What D and my mom don't understand is that I ask myself questions quite frequently too. The questions I ask myself are things like:
"Why did I come in the kitchen again?"
"Do I really need this Pepsi, or do I just want it?"
"What will happen if I just hit snooze...7 more times?"
"If I make this for dinner, how many complaints will I get?"
"When was the last time these pants were washed?"
"Did I brush my teeth today, or was that yesterday?"
"How many weeks have I been wearing the same contacts?"
"Is it worth the fight?"
I question my life
all the time! What would life be like if we all just took things at face value and never tried to understand another's point of view? I think that I would be holed up in my house somewhere afraid to face the unknown...sad, but true. I don't do well with the unknown, which is why me and the future have a big problem. I have questions for the future everyday. If I ever got to talk to the future I would ask if I will ever be successful at getting skinny again, if I have more children, and if I do will I be living at home or in the asylum, will I win the lottery, and will D and I ever get to take a trip that consists of just the 2 of us? I think that these are totally fair questions, especially considering they will never be answered in the present.
The group of questions that I do ask D that I could see might be taken as annoying, are questions that begin with "What if..." Even I can recognize the "who cares" answer to that question, because things are what they are and you can't go back to change it. Still, as the second wife I think I am entitled to ask questions like, "What if D had met me before Lucy, would he have married me instead of her?" and "Where was I that year that this didn't happen?" or "What if I wouldn't have agreed to go out with D just because he already had 3 kids (which honestly scared me a little)?" Although things can't be changed, I admit that sometimes I question where my life would be "if." I don't really know that there is anything wrong with that.

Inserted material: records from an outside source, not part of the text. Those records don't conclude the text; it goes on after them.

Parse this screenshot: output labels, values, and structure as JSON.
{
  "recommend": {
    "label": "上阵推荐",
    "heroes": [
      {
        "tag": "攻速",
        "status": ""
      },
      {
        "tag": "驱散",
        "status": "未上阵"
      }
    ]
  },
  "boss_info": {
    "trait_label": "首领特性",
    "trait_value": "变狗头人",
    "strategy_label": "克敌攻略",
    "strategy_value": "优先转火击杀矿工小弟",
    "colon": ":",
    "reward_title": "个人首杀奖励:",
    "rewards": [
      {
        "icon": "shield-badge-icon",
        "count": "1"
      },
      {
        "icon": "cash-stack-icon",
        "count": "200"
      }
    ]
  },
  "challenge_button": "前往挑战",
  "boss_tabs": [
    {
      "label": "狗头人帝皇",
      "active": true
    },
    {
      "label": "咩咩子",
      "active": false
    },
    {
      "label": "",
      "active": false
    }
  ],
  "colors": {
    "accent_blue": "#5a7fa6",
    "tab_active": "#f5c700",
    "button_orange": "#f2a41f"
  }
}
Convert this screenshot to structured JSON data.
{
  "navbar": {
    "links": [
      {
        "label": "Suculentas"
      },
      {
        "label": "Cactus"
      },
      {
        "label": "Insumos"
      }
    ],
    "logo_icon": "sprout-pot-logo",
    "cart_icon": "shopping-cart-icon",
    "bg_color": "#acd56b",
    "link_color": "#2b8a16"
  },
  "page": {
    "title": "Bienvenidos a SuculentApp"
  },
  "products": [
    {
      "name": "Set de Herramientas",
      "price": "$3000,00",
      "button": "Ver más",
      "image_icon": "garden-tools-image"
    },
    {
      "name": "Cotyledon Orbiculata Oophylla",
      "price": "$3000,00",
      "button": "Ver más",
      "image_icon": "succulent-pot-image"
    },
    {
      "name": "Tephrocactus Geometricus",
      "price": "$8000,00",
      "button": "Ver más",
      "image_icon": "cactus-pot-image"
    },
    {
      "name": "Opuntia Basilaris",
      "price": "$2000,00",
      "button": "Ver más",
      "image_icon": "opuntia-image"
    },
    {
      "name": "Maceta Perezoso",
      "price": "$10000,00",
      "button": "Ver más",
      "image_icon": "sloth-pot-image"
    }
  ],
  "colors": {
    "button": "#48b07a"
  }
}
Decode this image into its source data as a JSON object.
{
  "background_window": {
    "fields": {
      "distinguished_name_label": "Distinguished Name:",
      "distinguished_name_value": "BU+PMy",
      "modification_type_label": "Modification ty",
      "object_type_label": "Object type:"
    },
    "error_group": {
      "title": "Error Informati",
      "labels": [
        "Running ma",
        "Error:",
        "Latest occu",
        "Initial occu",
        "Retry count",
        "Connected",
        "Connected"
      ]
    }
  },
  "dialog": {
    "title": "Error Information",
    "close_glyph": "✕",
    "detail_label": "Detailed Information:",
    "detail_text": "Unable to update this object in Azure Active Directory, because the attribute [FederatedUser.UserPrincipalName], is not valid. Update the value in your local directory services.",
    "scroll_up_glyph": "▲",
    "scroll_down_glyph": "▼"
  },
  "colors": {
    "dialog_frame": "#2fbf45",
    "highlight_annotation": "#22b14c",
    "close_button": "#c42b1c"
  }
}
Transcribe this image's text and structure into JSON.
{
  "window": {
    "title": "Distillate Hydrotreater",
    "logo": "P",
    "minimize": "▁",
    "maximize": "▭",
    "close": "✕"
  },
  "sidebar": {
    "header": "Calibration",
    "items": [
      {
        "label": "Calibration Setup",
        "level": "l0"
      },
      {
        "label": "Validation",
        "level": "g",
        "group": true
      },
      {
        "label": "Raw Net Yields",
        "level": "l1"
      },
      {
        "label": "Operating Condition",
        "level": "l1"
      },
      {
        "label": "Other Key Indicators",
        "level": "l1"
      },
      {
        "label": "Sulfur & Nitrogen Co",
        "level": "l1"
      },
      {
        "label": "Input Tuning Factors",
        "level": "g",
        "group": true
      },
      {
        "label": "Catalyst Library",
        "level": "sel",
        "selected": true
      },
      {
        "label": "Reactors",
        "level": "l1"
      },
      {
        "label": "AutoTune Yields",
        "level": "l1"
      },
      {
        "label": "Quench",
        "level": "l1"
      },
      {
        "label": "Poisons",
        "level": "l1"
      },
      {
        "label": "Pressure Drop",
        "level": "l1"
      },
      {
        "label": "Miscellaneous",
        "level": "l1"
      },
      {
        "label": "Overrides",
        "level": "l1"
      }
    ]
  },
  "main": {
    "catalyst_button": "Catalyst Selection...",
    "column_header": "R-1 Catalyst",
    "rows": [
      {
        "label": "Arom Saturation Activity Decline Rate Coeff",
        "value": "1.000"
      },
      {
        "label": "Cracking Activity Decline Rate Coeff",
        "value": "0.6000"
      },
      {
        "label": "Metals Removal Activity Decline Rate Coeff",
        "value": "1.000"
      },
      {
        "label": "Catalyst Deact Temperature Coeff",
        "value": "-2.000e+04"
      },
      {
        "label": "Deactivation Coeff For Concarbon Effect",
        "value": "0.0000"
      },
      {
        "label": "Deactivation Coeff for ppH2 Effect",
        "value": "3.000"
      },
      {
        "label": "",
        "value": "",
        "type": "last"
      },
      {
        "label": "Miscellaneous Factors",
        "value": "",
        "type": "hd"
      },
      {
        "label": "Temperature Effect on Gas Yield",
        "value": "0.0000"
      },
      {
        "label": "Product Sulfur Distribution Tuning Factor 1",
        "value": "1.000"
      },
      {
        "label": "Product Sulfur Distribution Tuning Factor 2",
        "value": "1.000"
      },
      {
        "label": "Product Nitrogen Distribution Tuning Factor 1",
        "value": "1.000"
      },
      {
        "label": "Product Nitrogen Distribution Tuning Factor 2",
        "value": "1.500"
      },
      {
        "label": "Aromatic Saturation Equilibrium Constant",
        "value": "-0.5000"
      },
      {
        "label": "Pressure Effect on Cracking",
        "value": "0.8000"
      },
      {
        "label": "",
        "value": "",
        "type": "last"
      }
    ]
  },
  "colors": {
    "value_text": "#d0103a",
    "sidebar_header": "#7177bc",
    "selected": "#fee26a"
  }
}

I do have end by saying that I love my life, for the most part, most of the time. I
wouldn't give up the challenge and the love that comes with being a parent, and even more with being a step-parent. Even if I question my ability at times. I wouldn't give up the home and the neighbors that I love. Although, I will give up the chance to clean the home I love...if anyone wants to volunteer. I wouldn't give up being a part of a huge family. Although, the attention from being an only child might be exciting to try out. I wouldn't give up the challenges that have made me who I am, even though I question if there could have been an easier way. D should also know that the one thing I would never question, is when I answered the most important question and said, "I do!"